La riposte contre le Mpox sera renforcée dans la province du Kasaï, où 43 cas testés positifs, dont cinq décès, ont été enregistrés dans la zone de santé de Luebo. Ces chiffres ont été communiqués par le directeur général de l’Institut national de santé publique (INSP), Dr Dieudonné Mwamba Kazadi, à l’issue d’une réunion tenue lundi 7 septembre 2026 à Kinshasa sur l’évolution de la situation épidémiologique de plusieurs maladies, notamment le Mpox, Ebola et le choléra en République démocratique du Congo.

Face à cette situation, le niveau central prévoit de dépêcher rapidement des équipes dans la province du Kasaï afin de renforcer l’appui à la Division provinciale de la santé, notamment en évaluant la situation dans les autres zones de santé de la province.

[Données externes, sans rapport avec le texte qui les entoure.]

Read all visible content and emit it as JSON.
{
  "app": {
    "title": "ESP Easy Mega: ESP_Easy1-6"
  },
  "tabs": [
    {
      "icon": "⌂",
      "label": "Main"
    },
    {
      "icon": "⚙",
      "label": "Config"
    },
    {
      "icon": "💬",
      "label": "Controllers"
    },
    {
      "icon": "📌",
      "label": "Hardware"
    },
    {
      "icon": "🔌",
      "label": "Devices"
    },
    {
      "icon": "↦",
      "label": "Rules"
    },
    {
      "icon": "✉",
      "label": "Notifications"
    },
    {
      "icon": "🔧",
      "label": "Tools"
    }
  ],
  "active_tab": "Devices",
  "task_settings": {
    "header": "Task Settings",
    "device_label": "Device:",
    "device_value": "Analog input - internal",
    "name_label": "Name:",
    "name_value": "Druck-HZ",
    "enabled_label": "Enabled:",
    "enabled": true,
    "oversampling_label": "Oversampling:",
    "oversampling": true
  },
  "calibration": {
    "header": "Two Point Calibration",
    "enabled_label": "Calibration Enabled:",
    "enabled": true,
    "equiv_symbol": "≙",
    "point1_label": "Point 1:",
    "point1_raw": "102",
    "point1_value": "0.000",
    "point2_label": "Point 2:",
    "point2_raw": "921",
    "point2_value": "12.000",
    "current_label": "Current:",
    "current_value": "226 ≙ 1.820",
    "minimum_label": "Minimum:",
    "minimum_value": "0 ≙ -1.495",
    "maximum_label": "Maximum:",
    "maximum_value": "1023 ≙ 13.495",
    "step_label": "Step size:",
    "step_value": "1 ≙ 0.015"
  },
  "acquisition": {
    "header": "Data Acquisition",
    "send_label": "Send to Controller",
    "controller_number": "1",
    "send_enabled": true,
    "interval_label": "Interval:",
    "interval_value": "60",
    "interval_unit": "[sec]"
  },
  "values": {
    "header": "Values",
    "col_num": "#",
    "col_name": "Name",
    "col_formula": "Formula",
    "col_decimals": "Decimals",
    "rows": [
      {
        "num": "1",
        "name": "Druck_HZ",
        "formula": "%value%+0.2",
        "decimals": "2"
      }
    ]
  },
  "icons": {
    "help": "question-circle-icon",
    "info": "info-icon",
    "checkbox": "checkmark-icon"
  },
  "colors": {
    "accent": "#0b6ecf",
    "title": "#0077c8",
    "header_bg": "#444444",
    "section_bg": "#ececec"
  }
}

« Nous avons discuté pour envoyer directement, rapidement cette semaine, les équipes au niveau central pour appuyer la province et aller mener des interventions au niveau de la zone de santé de Luebo, qui est la zone la plus touchée actuellement », a indiqué le directeur général de l’INSP.

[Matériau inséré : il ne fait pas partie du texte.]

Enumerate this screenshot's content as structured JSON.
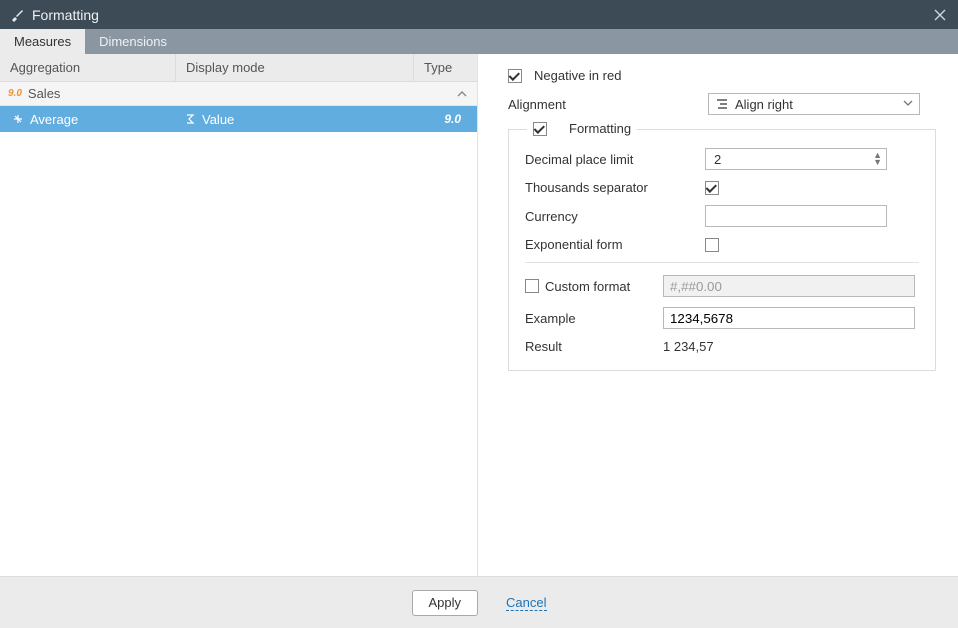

Dans la même optique, la riposte vaccinale est envisageable grâce aux doses de vaccin contre le Mpox encore disponibles en RDC, afin de contribuer à maîtriser la propagation de la maladie.

« On envisage aussi, bien que ce n’est pas prévu, des vaccins, pour voir, parce qu’on a une quantité de vaccins encore au niveau du pays pour vacciner aussi rapidement au niveau de la province du Kasaï », a-t-il précisé.

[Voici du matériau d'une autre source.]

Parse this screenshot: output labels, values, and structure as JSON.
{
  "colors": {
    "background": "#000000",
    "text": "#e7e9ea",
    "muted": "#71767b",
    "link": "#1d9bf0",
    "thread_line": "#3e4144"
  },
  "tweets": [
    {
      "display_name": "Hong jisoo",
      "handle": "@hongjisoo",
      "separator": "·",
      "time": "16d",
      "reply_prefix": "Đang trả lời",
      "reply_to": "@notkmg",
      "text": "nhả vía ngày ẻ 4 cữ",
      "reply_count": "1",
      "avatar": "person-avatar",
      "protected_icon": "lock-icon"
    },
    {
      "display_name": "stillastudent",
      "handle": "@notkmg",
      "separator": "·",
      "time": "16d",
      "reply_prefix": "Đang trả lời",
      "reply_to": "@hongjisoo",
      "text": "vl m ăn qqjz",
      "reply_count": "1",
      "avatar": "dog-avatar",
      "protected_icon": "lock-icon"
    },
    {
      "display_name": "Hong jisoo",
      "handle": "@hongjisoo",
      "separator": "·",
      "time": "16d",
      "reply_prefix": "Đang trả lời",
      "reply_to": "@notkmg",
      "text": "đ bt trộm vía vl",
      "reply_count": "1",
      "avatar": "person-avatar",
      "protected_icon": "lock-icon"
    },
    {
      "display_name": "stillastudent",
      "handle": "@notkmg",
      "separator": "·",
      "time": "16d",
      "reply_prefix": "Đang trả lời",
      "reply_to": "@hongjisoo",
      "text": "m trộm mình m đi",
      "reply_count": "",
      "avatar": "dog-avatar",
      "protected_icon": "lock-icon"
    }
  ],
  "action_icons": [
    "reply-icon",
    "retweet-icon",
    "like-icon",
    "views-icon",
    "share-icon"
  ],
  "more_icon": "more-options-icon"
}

Au niveau provincial, les premières interventions sont déjà en cours. Les équipes de la Division provinciale de la santé sont déployées dans la zone de santé de Grebo pour apporter les premiers appuis à la riposte.

Le directeur général de l’INSP assure que la situation est suivie au niveau national et que des mesures de santé publique sont déjà mises en œuvre.

« Au niveau central, nous avons la pleine connaissance de la situation et nous avons pris toutes les mesures. Déjà avec la Division provinciale de la santé, nous avons donné des orientations, les équipes de la province sont déjà sur le terrain au niveau de la zone de santé de Grebo pour apporter les premiers appuis », a déclaré Dr Dieudonné Mwamba Kazadi.

La prévention reste essentielle

Pour limiter la transmission du Mpox, les autorités sanitaires recommandent à la population de respecter les mesures d’hygiène, notamment le lavage régulier des mains avec de l’eau propre et du savon ou l’utilisation d’une solution hydroalcoolique.

Il est également conseillé d’éviter les contacts directs avec les personnes malades ou présentant des signes suspects de Mpox. La population est en outre appelée à ne pas manipuler les animaux sauvages ni ceux retrouvés morts.

Les autorités sanitaires recommandent également de bien cuire les aliments avant leur consommation et de respecter les mesures d’hygiène individuelles et collectives afin de réduire les risques de contamination.

« Ce sont toutes ces mesures préventives et les mesures d’hygiène qu’il faut respecter au niveau de la population pour éviter cette contamination et la propagation », a conclu le directeur général de l’INSP.

Depuis le début de l’année 2024 jusqu’au 5 janvier 2025, l’Afrique a enregistré 14 700 cas confirmés de Mpox, dont 66 décès, dans 20 pays. La République démocratique du Congo reste le pays le plus touché, avec 9 513 cas confirmés et 43 décès. Elle est suivie par le Burundi, qui compte 3 035 cas confirmés pour un décès, et l’Ouganda avec 1 552 cas confirmés, dont 12 décès. En RDC, le clade Ib du virus a été détecté dans huit provinces, tandis que les clades Ia et Ib continuent de co-circuler dans certaines zones, notamment à Kinshasa, rapporte l’Organisation Mondiale de la Santé.